Adisa Muse, 33 

Director Virginia Voter Restoration Project, ACLU

click to enlarge feat41_adisa_muse_200.jpg

During the past eight months, Adisa Muse has been instrumental in helping more than 6,000 former felons regain their voting rights as a director of the Virginia Voter Restoration Project with the American Civil Liberties Union.


Virginia and Kentucky are the only states that automatically deny felons the right to vote without a specific pardon from the governor, even for the nonviolent who have served their time. Muse says this creates a permanent second-tier citizenry and shows “the history of Virginia all wrapped up in the pathology of the issue.”


But this is only the most recent installment of Muse's adventures in democracy.


In 2005, after a scandal involving his uncle's funeral home business forced him to vacate his seat in the House of Delegates, Muse ran to replace him. He lost to Rosalyn Dance, Petersburg's longtime mayor who held office when Muse was president of the student body at Petersburg High School. But he beat out Bishop Gerald Glenn, a popular conservative minister.


Undeterred, Muse had a rich background to draw from. He attended Morehouse College where his professors were mostly West African dissidents, but spent a semester at Johns Hopkins' celebrated School for Advanced International Studies, then led by one of the key architects of the Iraq war, Paul Wolfowitz. The neoconservative philosophy was ascendant and the idea that democracies are the best setting for people to realize their full potential translated into overseas opportunities for Muse to help sow the seeds of government for the people.

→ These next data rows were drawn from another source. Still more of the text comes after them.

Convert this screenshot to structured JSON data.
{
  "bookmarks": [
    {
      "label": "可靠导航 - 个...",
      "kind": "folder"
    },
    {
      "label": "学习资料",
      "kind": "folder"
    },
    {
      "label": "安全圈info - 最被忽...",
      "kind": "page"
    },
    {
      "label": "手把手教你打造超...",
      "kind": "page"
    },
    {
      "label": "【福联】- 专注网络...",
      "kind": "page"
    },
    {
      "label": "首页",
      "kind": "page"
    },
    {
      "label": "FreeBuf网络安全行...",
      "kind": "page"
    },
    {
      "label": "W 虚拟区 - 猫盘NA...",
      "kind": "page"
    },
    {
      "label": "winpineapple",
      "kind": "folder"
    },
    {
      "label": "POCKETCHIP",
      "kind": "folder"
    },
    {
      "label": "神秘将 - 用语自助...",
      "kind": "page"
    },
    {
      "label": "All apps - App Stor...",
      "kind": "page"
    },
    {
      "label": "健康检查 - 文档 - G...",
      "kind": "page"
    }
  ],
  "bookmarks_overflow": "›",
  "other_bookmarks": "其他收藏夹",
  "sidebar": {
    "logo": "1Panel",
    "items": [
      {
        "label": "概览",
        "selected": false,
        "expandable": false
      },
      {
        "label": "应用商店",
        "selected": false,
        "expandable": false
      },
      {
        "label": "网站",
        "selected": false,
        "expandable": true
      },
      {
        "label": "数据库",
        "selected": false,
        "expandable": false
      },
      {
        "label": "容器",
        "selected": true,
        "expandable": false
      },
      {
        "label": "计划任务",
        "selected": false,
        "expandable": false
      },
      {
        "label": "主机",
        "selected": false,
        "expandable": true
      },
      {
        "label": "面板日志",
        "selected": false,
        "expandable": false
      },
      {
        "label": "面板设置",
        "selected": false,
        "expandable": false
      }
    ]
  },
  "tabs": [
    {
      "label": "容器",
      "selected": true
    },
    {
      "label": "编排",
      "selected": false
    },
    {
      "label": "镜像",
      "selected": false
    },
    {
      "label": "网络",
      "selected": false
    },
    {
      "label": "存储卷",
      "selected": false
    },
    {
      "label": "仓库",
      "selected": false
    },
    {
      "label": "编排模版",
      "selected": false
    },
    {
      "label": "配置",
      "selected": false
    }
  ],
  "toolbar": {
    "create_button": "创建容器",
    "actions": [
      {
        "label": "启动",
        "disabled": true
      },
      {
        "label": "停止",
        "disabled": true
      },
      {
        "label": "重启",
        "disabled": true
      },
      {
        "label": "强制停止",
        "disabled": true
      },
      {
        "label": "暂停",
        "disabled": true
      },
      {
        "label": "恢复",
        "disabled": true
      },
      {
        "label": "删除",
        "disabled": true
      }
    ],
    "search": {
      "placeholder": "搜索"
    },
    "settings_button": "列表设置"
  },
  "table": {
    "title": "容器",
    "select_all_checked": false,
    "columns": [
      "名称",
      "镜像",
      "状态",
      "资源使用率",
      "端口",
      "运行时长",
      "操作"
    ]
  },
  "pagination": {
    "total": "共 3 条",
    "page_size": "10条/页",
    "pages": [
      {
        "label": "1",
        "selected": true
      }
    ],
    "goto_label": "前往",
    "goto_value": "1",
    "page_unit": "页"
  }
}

He monitored elections in a mountain village in Bosnia in 1997 and helped run the 2006 campaign of a Congolese presidential candidate. His guy, Oscar Kashala, came in fifth among 30 candidates, but the competition was stiff. “These were all people who had personal armies at their disposal,” Muse says. In 2000, he helped Bobby Rush, a former Black Panther, successfully defend his South Chicago congressional seat from a young law professor and then- state senator named Barack Obama. Perhaps he'll find a way to return the favor.